CHAPITRE PREMIER. [(ORIGINAL LIV. II, CH. I.)]
Inconstance de nos actions.
Trop de contradictions se rencontrent dans l'homme, pour qu'on puisse les expliquer.—Ceux qui s'adonnent à la critique des faits et gestes des hommes ne se trouvent sur aucun point aussi embarrassés que lorsqu'ils cherchent à grouper ceux émanant d'une même personne, pour porter sur elle une appréciation d'ensemble, parce que d'ordinaire ses actes se contredisent de si étrange façon qu'il semble impossible qu'ils proviennent d'un même individu. Marius le jeune se montra tantôt par son courage fils de Mars, tantôt par son manque d'énergie fils de Vénus. Le pape Boniface VIII arrivé, dit-on, au souverain pontificat en déployant l'astuce du renard, s'y comporta en lion et mourut comme un chien. Qui croirait que ce fut Néron, la cruauté personnifiée, qui, lorsque, suivant l'usage, on lui présenta à ratifier une sentence prononcée contre un criminel, s'écria: «Plût aux dieux que jamais je n'eusse su écrire!» tant il éprouvait de serrement de cœur à condamner un homme à mort?—De tels exemples sont en toutes choses si fréquents, chacun peut en trouver tant par lui-même, qu'il me paraît extraordinaire de voir quelquefois des gens de jugement se mettre en peine pour chercher à établir une corrélation entre les actes d'un homme, attendu que l'irrésolution est, ce me semble, le défaut de notre nature le plus commun et le plus répandu, témoin ce vers si connu de Publius le poète comique: «C'est une mauvaise résolution, que celle sur laquelle on ne peut revenir.»
Tout homme a un caractère indéterminé.—Il y a apparence qu'il est possible de porter une appréciation sur un homme dont on connaît les faits les plus habituels de la vie; mais par suite de la versatilité de nos mœurs et de nos opinions, je crois que les meilleurs auteurs eux-mêmes ont tort de s'opiniâtrer à donner de nous une idée ferme et invariable. Ils choisissent l'air qui, d'une manière générale, semble le mieux convenir à leur personnage, et à cette image ils rattachent, en les interprétant, toutes ses actions; s'ils ne peuvent assez les déformer pour les adapter au type qu'ils ont imaginé, ils l'attribuent à ce que, dans ce cas, celui qu'ils étudient a dissimulé son caractère.—L'empereur Auguste leur a échappé; on trouve dans ses actes, durant toute sa vie, une diversité si flagrante, si inattendue et presque si ininterrompue, que les historiens les plus hardis ont dû renoncer à le juger dans son ensemble et se résigner à le laisser, tel qu'il apparaît, sans déterminer son caractère.
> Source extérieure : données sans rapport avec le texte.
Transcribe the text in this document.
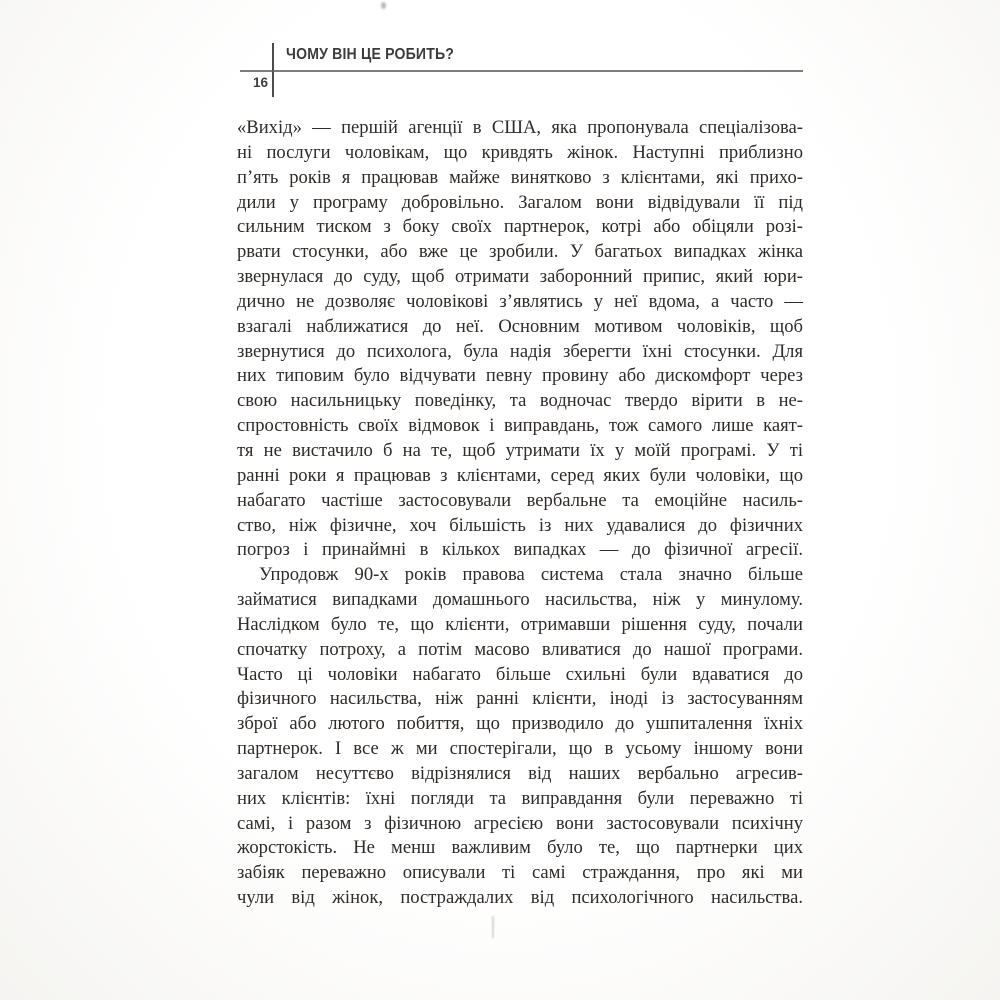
ЧОМУ ВІН ЦЕ РОБИТЬ?
16
«Вихід» — першій агенції в США, яка пропонувала спеціалізова-
ні послуги чоловікам, що кривдять жінок. Наступні приблизно
п’ять років я працював майже винятково з клієнтами, які прихо-
дили у програму добровільно. Загалом вони відвідували її під
сильним тиском з боку своїх партнерок, котрі або обіцяли розі-
рвати стосунки, або вже це зробили. У багатьох випадках жінка
звернулася до суду, щоб отримати заборонний припис, який юри-
дично не дозволяє чоловікові з’являтись у неї вдома, а часто —
взагалі наближатися до неї. Основним мотивом чоловіків, щоб
звернутися до психолога, була надія зберегти їхні стосунки. Для
них типовим було відчувати певну провину або дискомфорт через
свою насильницьку поведінку, та водночас твердо вірити в не-
спростовність своїх відмовок і виправдань, тож самого лише каят-
тя не вистачило б на те, щоб утримати їх у моїй програмі. У ті
ранні роки я працював з клієнтами, серед яких були чоловіки, що
набагато частіше застосовували вербальне та емоційне насиль-
ство, ніж фізичне, хоч більшість із них удавалися до фізичних
погроз і принаймні в кількох випадках — до фізичної агресії.
Упродовж 90-х років правова система стала значно більше
займатися випадками домашнього насильства, ніж у минулому.
Наслідком було те, що клієнти, отримавши рішення суду, почали
спочатку потроху, а потім масово вливатися до нашої програми.
Часто ці чоловіки набагато більше схильні були вдаватися до
фізичного насильства, ніж ранні клієнти, іноді із застосуванням
зброї або лютого побиття, що призводило до ушпиталення їхніх
партнерок. І все ж ми спостерігали, що в усьому іншому вони
загалом несуттєво відрізнялися від наших вербально агресив-
них клієнтів: їхні погляди та виправдання були переважно ті
самі, і разом з фізичною агресією вони застосовували психічну
жорстокість. Не менш важливим було те, що партнерки цих
забіяк переважно описували ті самі страждання, про які ми
чули від жінок, постраждалих від психологічного насильства.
Rien de plus ordinaire en nous que l'inconstance, alors que la constance en tout ce qui est bon et juste est le propre de la sagesse.—Je crois que, chez les hommes, la constance est la chose la plus malaisée à observer et que rien ne leur est plus familier que l'inconstance. Celui qui prendrait, pièce par pièce, ce qu'ils ont dit et fait, qui les examinerait séparément et en détail, serait le plus à même de dire la vérité sur leur compte. Dans l'antiquité entière, il serait difficile de trouver une douzaine d'hommes ayant, sans dévier, dirigé leur vie selon des principes déterminés, ce à quoi tend la sagesse, laquelle, d'après Sénèque, peut se résumer d'un mot qui, en une seule règle, embrasse toutes celles de notre vie: «Vouloir et ne pas vouloir sont toujours une seule et même chose. Je pourrais ajouter, dit-il, sous condition que ce que nous voulons ou ne voulons pas soit juste; je ne le fais pas, parce que, si ce n'était pas juste, notre volonté elle-même ne serait pas toujours une.» De fait, j'ai autrefois appris que le vice n'est autre qu'un dérèglement et un manque de mesure; par suite, il n'est pas susceptible de constance.—C'est Démosthènes qui passe pour avoir dit: «La vertu, quelle qu'elle soit, commence par se recueillir et délibérer; et la constance, dans ses résolutions finales, témoigne de sa perfection». Si, avant de nous engager dans la voie où nous marchons, nous avions bien réfléchi, nous aurions pris la meilleure de celles qui s'offraient à nous; mais personne n'y pense. «Il méprise ce qu'il a demandé, il revient à ce qu'il a quitté, et, toujours flottant, se contredit sans cesse (Horace).»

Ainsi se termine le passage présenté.